İlk olarak 1981 yılında Latin Amerika da, 1999 yılında da tüm dünyada kabul gören 25 Kasım Kadına Yönelik Şiddete Karşı Mücadele Günü münasebetiyle CHP Elbistan İlçe Başkanı Av. Doğan Arslan yazılı bir açıklama yaptı.

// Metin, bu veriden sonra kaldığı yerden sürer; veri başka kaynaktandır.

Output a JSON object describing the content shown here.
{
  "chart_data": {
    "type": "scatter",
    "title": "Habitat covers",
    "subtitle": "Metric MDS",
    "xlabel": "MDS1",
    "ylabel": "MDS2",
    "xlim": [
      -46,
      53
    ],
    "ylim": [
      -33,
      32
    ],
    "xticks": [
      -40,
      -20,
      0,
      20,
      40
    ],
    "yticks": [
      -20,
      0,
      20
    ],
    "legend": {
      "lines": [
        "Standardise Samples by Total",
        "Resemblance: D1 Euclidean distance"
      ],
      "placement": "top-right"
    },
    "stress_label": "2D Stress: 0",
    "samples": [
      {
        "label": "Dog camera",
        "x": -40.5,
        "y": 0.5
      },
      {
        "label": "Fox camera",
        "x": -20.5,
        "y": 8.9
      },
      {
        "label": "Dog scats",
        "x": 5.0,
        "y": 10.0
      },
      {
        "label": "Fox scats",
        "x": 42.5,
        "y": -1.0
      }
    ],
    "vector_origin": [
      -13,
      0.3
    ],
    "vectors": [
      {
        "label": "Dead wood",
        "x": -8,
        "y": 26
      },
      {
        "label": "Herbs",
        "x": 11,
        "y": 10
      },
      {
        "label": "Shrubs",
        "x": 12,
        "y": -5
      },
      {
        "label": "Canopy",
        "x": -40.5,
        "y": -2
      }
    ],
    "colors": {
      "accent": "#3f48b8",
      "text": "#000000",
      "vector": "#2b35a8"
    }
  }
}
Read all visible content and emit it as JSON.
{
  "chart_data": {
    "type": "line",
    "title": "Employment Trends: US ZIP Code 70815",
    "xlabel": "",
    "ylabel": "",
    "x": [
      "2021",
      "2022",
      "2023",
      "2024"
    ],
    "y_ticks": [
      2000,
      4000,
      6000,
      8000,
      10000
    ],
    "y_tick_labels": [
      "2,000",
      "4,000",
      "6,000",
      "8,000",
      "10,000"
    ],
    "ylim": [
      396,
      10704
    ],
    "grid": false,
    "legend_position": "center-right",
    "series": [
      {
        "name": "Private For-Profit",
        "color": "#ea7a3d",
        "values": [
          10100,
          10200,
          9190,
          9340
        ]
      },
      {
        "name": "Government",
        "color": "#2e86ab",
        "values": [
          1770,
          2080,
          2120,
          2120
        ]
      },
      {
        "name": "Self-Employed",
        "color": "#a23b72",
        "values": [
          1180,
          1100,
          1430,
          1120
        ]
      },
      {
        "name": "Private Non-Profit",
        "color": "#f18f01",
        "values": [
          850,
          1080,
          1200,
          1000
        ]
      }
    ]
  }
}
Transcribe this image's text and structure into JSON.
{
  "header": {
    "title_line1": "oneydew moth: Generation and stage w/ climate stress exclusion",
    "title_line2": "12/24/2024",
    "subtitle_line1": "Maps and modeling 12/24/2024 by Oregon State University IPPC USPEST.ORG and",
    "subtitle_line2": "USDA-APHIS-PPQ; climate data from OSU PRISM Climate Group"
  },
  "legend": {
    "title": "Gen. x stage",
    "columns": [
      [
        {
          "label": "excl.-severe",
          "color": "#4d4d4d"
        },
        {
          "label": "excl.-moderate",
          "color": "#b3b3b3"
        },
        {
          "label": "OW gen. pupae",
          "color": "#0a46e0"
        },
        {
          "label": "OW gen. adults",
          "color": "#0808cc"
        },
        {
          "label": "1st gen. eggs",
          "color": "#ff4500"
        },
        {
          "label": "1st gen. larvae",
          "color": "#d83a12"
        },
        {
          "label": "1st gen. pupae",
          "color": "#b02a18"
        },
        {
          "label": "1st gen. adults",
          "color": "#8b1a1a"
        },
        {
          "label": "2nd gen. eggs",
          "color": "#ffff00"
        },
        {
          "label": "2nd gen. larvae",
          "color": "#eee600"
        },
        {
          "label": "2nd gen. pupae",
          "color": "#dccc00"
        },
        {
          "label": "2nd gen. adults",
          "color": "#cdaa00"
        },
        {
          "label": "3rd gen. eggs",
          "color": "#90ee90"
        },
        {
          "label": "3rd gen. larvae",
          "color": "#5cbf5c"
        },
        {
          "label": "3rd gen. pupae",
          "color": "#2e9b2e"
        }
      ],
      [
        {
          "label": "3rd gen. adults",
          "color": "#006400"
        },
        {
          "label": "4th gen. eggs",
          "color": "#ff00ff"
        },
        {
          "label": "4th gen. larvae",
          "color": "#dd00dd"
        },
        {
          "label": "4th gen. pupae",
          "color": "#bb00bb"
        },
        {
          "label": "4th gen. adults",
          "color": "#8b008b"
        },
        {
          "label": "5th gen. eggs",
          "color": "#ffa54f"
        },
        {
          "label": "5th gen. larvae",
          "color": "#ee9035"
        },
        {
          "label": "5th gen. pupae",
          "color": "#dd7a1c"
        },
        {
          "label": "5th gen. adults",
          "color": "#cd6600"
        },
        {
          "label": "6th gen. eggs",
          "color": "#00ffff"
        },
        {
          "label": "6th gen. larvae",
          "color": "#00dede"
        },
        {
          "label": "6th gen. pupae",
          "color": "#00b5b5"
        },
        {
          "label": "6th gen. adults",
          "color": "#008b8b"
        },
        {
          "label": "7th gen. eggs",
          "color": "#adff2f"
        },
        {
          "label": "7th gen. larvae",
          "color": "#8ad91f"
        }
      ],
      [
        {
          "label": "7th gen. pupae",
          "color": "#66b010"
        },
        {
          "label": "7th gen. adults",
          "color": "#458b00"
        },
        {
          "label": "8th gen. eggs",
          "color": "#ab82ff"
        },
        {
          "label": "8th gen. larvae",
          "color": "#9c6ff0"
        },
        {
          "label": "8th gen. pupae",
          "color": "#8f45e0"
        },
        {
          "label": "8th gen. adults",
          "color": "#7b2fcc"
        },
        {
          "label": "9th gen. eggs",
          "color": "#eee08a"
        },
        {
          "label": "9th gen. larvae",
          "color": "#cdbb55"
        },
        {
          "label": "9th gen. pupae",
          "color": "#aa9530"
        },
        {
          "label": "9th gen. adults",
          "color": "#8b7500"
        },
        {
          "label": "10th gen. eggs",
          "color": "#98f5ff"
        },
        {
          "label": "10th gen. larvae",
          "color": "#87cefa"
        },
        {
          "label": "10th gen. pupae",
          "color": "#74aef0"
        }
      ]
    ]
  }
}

Arslan , “Bütün dünyada kadınlar, kadın oldukları İçin şiddete uğruyorlar 25 Kasım Kadına Yönelik Şiddete Karşı Mücadele Günü, 1981’den bu yana Latin Amerika' da, 1999 yılından bu yana da tüm dünyada bu yalın gerçeği haykırma işlevi görür. Türkiye’de 25 Kasım, şiddet sorununun gündeme getirildiği gün olarak, 2000 yılından bu yana giderek artan bir ilgi ve önem kazanmıştır. Ne yazık ki yaşadığımız 2011 yılında da kadına yönelik şiddet, çocuğa yönelik şiddetle birlikte, dünyanın en yaygın insan hakları ihlalidir. Dünyada her üç kadından biri fiziksel şiddet yaşamış durumdadır. Her 6 dakikada bir, bir kadına tecavüz edilmektedir. Ülkemizde de kadına yönelik şiddet yaygın ve günlük gerçeklerimizden biri. Bin bir türlü gerekçeyle öldürülenler. Fiziksel şiddete, cinsel şiddete uğrayalar, uzun yıllar gazetelerin "üçüncü sayfa haberi" oldular. 25 Kasım, üçüncü sayfa haberlerini hem Ülkemiz de hem de dünyada temel sorun olarak fark etmenin ve buna karşı politikalar geliştirilmesi talebinin başlıca kaldıraçlarından biridir. Şiddet, kadınları yaşamdan ve toplumsal siyasal alanlardan uzaklaştırmanın, onlara eşit olmadıklarını öğretmenin ve öyle yaşatmanın en önemli aracıdır. Ne var ki, kadına yönelik şiddetten sadece şiddete uğrayan kadın değil, çocuklarından başlayarak herkes, bütün kurumlar ve bütün toplum zarar görür. Kadına yönelik aile içi şiddet; namus cinayetleri; sokakta ve işyerinde aşağılama, yıldırma ve taciz; her türüyle ortadan kaldırılmalıdır. Şiddetin her
türünü durmaksızın besleyen çalışmaya, eğitime ve sağlığa erişimdeki eşitsizlikler giderilmelidir. Bunlar, yalnızca Belediye sorumluluğuna bırakılarak altından kalkılabilecek türden sorunlar değildir. Tüm bakanlıklar görevlerini yerine getirirken bu mücadeleyi görev alanlarının bir parçası olarak içselleştirmelidir. Devlet, yasamadan yargı ve yürütmeye, tüm organları ile harekete geçirilmelidir. Çünkü kadına karşı şiddet koruma, önleme, kovuşturma, politika geliştirme gibi doğrudan devleti ilgilendiren dört boyutlu çözüm gerekir
Ülkemizde, Adalet Bakanlığının resmi istatistiklerine göre, iki binli yılların başlarında yılda 66 olan kadın cinayeti sayısının, bu yılların sonunda bini aşmış olması gerçeğinin nedenleri ciddiyetle sorgulanmalıdır. Hükümet, kendi yönetim döneminde, son on yılda, kadın cinayetlerinde görülen bin de 1400'lük artışın hesabını vermelidir. Kadına karşı şiddet, öncelikle bir zihniyet sorunudur. Kadına şiddetin asıl nedeni mevcut siyasal iktidarın kadına bakış acısında yatmaktadır. Kadını ikinci sınıf vatandaş gören üç çocuk doğur önerisıyle evine kapatan toplumsal yaşamın dışına iten anlayış iktidardan uzaklaştırılmadıkça kadına şiddet durmayacaktır. Cumhuriyet Halk Partisi, kadına yönelik her türlü şiddetin önlenmesi için geliştirilen uluslararası ve ulusal hukukun samimi sahibi ve takipçisi olacaktır. Bu sorun ortadan kaldırılıncaya kadar da bu tavrını kararlı bir biçimde sürdürecektir.”